Oh well. I love reading the things y’all write, all three of you. Thanks for doin’ what you do. Thimbles and all that.
Your podcast transcript has arrived!
OMG. I am so glad I listened to this podcast. I downloaded Trade Me and I am about 80 pages in and it is soo so so good. I hope it continues to be this awesome. I have never read Courtney Milan but so far I am a fan!!!
There is a blizzard going on outside, work and school are cancelled tomorrow, and I have plenty of time to got on a Courtney Milan marathon!!!!
If Courtney likes post-apocalyptic stories, I think she’ll enjoy “Dog Stars” by Peter Heller. The love story was wonderful.
Um, thanks for this! I’m pretty sure I need to be friends with RHG’s friend. For a minute I thought she was talking about me not her friend.
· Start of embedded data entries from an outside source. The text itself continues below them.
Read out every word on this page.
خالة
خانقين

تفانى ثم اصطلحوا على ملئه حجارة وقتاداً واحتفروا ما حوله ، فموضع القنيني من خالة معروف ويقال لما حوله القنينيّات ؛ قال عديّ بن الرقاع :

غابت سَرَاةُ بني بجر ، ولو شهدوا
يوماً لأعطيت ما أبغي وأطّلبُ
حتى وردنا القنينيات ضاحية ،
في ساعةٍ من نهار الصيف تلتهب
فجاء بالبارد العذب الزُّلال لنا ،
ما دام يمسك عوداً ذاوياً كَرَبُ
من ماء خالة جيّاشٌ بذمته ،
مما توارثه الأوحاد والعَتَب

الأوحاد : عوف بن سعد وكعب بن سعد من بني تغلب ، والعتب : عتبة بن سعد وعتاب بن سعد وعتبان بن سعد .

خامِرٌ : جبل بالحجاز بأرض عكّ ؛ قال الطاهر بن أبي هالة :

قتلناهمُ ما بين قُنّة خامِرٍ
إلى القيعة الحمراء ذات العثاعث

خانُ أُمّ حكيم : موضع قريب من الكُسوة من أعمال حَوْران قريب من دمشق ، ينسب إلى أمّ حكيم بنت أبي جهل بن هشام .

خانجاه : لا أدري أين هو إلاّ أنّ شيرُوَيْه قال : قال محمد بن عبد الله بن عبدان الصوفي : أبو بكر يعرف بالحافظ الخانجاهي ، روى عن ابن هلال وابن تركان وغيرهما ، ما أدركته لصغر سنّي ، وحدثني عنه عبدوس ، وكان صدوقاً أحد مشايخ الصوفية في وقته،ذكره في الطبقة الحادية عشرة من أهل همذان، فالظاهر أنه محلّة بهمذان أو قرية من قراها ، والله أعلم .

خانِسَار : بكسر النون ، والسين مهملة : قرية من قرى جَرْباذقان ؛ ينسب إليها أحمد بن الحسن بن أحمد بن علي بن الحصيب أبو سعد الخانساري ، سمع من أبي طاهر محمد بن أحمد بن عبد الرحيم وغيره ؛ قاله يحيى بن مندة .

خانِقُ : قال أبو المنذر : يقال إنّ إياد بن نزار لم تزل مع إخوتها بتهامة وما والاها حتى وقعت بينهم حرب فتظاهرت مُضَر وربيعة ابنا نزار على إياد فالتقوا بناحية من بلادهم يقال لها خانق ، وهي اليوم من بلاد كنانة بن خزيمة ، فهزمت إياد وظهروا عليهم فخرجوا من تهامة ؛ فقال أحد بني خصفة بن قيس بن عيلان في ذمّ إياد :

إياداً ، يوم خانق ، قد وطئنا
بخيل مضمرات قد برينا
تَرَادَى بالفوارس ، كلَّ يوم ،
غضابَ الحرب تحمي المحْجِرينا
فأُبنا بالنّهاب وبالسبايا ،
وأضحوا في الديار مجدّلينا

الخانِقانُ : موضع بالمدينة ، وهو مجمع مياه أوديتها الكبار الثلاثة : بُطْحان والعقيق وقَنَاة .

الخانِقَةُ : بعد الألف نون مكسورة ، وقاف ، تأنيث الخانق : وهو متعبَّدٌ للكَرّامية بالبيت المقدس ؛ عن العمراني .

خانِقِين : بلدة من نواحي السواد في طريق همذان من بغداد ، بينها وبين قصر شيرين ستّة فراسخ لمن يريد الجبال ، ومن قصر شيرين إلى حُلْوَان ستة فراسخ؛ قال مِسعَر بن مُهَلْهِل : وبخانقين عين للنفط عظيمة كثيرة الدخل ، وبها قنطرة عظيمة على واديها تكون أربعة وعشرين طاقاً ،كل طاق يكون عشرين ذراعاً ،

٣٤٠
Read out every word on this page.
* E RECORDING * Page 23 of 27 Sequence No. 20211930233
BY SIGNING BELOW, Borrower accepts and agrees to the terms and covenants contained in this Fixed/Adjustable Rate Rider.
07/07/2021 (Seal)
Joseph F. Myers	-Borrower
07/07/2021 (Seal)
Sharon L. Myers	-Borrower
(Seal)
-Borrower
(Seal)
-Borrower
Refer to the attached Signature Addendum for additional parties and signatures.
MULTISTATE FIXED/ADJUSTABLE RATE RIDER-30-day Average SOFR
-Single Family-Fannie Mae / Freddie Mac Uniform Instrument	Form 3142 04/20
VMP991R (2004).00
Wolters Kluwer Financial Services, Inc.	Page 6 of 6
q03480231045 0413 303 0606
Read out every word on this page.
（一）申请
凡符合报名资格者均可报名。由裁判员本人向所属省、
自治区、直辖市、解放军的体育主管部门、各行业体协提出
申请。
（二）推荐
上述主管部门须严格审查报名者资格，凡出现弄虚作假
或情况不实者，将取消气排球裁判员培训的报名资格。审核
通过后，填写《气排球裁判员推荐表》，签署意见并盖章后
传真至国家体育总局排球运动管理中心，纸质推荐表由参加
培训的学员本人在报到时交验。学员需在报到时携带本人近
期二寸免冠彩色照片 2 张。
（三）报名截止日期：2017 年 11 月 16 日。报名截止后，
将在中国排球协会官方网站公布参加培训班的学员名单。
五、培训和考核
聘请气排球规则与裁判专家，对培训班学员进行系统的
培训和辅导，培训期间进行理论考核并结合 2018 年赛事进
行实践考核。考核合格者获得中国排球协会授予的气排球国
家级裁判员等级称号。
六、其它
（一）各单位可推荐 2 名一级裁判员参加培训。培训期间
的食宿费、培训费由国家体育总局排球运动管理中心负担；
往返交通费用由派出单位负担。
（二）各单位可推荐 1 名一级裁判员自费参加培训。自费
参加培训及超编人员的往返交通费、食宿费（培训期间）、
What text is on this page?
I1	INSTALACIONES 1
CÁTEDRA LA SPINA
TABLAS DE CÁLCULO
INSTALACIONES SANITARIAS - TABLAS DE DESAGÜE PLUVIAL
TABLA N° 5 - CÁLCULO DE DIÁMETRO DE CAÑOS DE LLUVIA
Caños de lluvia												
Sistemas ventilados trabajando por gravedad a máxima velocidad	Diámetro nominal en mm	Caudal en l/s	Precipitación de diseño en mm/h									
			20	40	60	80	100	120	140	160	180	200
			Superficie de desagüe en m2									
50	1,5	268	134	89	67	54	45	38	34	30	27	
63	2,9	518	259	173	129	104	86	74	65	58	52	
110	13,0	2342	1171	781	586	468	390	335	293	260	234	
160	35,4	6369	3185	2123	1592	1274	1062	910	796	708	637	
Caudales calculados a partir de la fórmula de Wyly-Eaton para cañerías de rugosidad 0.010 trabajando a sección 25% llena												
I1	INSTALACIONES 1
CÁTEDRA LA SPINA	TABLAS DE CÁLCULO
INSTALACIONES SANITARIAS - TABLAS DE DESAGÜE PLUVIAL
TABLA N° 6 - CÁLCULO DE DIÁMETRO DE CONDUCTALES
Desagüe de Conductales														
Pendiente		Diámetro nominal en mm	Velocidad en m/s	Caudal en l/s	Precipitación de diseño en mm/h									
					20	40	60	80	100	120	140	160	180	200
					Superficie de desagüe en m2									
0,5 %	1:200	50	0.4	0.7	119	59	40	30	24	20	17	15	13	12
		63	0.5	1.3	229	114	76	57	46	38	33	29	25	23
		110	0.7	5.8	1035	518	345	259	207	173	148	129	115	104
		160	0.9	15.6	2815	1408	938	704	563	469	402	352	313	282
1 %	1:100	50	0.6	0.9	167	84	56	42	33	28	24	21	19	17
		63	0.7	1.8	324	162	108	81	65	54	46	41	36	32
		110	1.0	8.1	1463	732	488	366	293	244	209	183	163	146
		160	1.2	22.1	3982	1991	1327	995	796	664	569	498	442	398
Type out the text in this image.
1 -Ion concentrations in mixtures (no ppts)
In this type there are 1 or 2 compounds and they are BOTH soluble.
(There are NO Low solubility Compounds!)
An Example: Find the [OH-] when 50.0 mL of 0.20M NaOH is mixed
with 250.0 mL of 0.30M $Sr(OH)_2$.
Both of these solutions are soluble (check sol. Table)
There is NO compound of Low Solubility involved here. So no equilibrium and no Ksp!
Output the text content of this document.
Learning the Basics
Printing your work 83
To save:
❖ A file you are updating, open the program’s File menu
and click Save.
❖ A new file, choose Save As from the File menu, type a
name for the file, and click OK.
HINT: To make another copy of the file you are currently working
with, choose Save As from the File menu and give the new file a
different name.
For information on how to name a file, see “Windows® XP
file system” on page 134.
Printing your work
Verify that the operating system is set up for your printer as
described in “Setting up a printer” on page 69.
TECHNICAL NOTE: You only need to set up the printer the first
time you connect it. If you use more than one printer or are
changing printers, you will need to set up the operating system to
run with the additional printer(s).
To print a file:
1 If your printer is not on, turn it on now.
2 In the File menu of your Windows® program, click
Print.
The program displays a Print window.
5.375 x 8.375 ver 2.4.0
We can form a club of 2 that wish and bitch for Asian male protagonists in mixed race relationships in contemporary romance (because we are self centered and want to see ourselves in stories).
Great podcast, as usual, and when CM got to Rose Lerner’s True Pretenses… ACK! I finished it yesterday and it is FABULOUS. I’m fighting the urge to evangelize about it to my co-workers (they know my love of historical romance, and I know they don’t share that love).
Also, I can’t read books set in fictional European countries, either. Gave up on one or two authors for that very reason.